The last year has been filled with chaos, catastrophe and crises.
From record-breaking heat to wildfires, widespread flooding, the COVID-19 pandemic and toxic drug supplies, 2021 has impacted British Columbians and tested their patience.
That’s why, during this holiday season, mental health experts are reaching out to share some suggestions on how to deal with stress.
BC Mental Health and Substance Use Services Psychologist Dr. Sean Butler recognizes this year has been challenging.
"This season feels like a lot to me; I don’t know if it does for you or for anybody else,” he says. "It kind of feels like everything is happening.”
During this time of year, he says people are expected to be happy and juggle the holiday stress.
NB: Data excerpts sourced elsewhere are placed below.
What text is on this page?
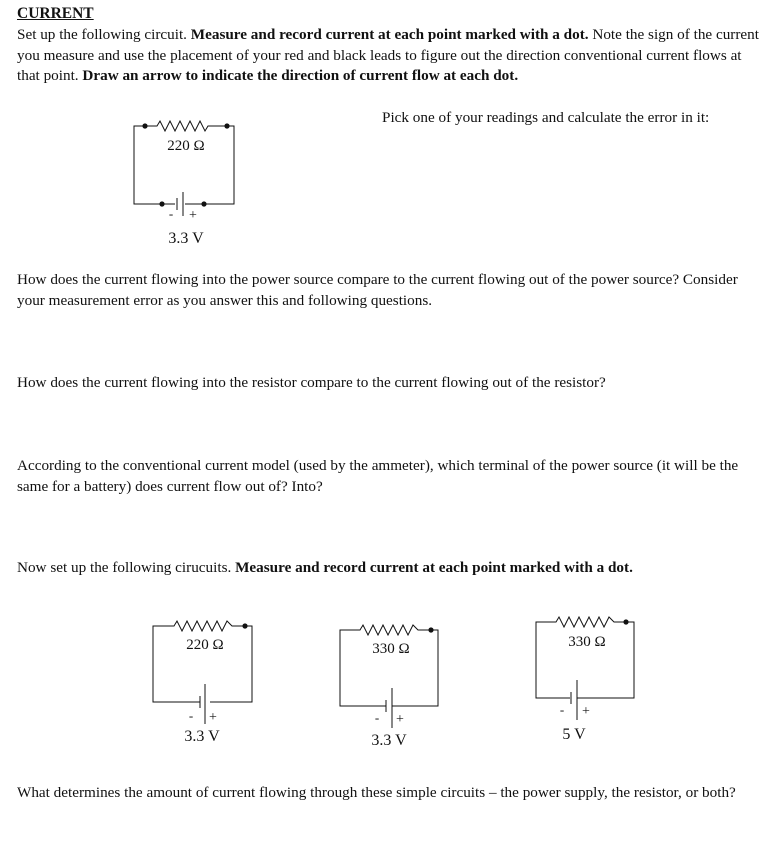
CURRENT
Set up the following circuit. Measure and record current at each point marked with a dot. Note the sign of the current you measure and use the placement of your red and black leads to figure out the direction conventional current flows at that point. Draw an arrow to indicate the direction of current flow at each dot.
Pick one of your readings and calculate the error in it:
220 Ω
- +
3.3 V
How does the current flowing into the power source compare to the current flowing out of the power source? Consider your measurement error as you answer this and following questions.
How does the current flowing into the resistor compare to the current flowing out of the resistor?
According to the conventional current model (used by the ammeter), which terminal of the power source (it will be the same for a battery) does current flow out of? Into?
Now set up the following cirucuits. Measure and record current at each point marked with a dot.
220 Ω
- +
3.3 V
330 Ω
- +
3.3 V
330 Ω
- +
5 V
What determines the amount of current flowing through these simple circuits – the power supply, the resistor, or both?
However, each individual deals with stress differently.
Butler suggests that if you have someone close to you, lean on them for support.
“Whether that is family or friends or anybody, and you feel willing to have a conversation with them about what is going on… Having someone else to reflect that back to you can be really helpful.”
If there isn’t someone who can be helpful in this regard, he recommends reaching out to a professional.
“Especially if you find yourself feeling overwhelmed or these emotions or experiences are causing you difficulties, it might be the time to have a chat with your doctor,” he says.
Another challenging part of the holiday season is routine and structure that can disappear when people are not working.
“While that can be a nice break for people that can also mean less stability and more uncertainty,” he says.
Butler suggests trying to keep some routines.
"Look to the things that you can keep in your life that can still be consistent. Are there things that you can continue to structure and do for yourself?” he says.
Making sure you get enough sleep and physical activity are all important things to keep in mind, he adds. Getting outside doesn't hurt either.